Environmental Policy News

Feds: No Artificial Rafts for Hauled-Out Walrus

When some 35,000 walrus were spotted near the village of Point Lay, Alaska in early September 2015, many blamed the exodus on diminishing sea ice cover.

 

Moreover, scientists claimed the huge onshore crowds were a new phenomenon. According to Chadwick Jay, a research ecologist heading the US Geological Survey’s walrus program, the coastal haul outs have only occurred in our lifetimes. The reason, he says is that in the past, walrus found enough floating sea ice off Alaska’s coast to stay offshore and feed rom these bases. However, since 2007, the walruses have gathered annually onshore in northwester Alaska. Jay says this is because the animals, “have run out of sea ice and have no pale to go.”

In response, according to the Alaska Dispatch News, “This summer, former University of Alaska professor and environmental activist Rick Steiner proposed a pilot project to test the effects of anchoring temporary artificial rafts for walruses at Hanna Shoal beginning in 2016. His plan was to design/retrofit at least one large barge (e.g. a cleaned fuel barge), with a substantial weather bow, retrofit it with appropriate surfacing material, ballast it with sea water, anchor it at Hanna Shoal from July – October 2016, to test the feasibility of the concept.”
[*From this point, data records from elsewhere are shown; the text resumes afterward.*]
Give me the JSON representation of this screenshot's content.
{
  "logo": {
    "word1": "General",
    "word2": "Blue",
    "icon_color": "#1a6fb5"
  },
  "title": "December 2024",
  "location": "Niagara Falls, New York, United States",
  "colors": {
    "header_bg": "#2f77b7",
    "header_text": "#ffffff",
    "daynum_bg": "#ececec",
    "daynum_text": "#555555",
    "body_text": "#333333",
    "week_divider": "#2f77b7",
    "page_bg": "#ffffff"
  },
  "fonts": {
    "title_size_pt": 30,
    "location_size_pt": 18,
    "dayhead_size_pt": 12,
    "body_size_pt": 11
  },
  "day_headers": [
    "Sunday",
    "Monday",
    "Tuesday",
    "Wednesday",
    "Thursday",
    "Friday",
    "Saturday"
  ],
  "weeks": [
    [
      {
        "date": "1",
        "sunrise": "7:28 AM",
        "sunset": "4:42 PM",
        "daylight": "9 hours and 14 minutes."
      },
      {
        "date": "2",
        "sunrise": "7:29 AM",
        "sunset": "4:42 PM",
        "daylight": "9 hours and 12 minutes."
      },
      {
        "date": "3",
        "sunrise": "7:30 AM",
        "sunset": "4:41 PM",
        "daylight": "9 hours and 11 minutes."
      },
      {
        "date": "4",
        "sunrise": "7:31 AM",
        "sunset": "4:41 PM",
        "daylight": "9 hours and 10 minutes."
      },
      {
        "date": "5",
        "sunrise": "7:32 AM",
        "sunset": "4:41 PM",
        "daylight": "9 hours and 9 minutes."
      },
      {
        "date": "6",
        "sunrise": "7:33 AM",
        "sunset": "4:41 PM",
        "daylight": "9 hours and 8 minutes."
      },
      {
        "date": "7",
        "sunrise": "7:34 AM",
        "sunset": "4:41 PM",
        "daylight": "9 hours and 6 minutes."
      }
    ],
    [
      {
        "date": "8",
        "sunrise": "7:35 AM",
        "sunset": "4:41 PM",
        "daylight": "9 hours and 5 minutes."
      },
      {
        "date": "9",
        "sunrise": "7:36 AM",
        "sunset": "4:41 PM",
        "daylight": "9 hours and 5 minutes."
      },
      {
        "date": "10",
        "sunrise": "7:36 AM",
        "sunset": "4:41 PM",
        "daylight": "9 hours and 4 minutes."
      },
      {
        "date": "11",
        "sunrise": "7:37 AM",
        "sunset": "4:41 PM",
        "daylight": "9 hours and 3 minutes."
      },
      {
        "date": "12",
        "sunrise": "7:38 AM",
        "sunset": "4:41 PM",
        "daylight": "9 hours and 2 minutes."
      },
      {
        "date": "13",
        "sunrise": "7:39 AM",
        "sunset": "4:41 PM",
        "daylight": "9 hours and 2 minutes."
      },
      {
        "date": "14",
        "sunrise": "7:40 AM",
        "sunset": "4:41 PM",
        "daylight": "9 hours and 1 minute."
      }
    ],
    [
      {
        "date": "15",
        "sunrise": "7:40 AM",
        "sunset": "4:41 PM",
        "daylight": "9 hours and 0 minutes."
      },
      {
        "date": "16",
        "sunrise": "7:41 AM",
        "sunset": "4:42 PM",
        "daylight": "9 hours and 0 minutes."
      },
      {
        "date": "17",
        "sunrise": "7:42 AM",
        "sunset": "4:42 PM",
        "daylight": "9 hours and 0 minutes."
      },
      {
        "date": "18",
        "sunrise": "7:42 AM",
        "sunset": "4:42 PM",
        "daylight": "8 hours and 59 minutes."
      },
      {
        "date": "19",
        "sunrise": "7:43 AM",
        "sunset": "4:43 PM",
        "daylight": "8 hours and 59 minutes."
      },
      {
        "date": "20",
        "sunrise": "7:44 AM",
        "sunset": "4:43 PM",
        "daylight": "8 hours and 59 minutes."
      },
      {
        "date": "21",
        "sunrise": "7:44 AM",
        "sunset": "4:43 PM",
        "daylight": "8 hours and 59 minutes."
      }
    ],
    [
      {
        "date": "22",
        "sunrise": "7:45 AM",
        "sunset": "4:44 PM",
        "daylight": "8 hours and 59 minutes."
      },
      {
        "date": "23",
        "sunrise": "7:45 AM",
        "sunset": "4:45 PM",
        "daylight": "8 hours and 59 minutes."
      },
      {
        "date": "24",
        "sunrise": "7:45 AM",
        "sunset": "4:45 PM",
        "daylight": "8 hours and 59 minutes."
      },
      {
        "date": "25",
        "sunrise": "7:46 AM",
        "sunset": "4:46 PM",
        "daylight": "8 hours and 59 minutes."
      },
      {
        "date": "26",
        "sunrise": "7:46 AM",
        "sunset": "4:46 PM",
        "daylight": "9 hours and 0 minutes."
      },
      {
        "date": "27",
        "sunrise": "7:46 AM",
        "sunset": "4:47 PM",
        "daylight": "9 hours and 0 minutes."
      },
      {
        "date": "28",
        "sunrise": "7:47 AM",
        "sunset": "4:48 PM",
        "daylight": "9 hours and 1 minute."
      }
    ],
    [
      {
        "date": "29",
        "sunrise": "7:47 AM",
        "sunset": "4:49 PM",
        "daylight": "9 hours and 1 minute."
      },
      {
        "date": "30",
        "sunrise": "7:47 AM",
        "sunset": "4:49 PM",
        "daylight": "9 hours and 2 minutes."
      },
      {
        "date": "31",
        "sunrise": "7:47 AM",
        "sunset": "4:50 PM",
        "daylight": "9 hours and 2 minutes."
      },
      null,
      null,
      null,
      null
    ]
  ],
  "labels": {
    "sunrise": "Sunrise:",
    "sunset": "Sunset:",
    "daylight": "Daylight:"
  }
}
The rafts, hypothesized Steiner, could “help mitigate the devastating impact of climate change in Arcitc Ocean ecosystems.”

So far, the US Geological Survey has not taken up the idea. Instead, they are focusing on “minimizing disturbances at coastal haulouts.” In a letter to Steiner, Fish and Wildlife Alaska Regional Director Geoffrey L. Haskett wrote, “Currently, there is no evidence that feeding trips from coastal haulouts are resulting in an energy deficit based on observations of animal conditions.”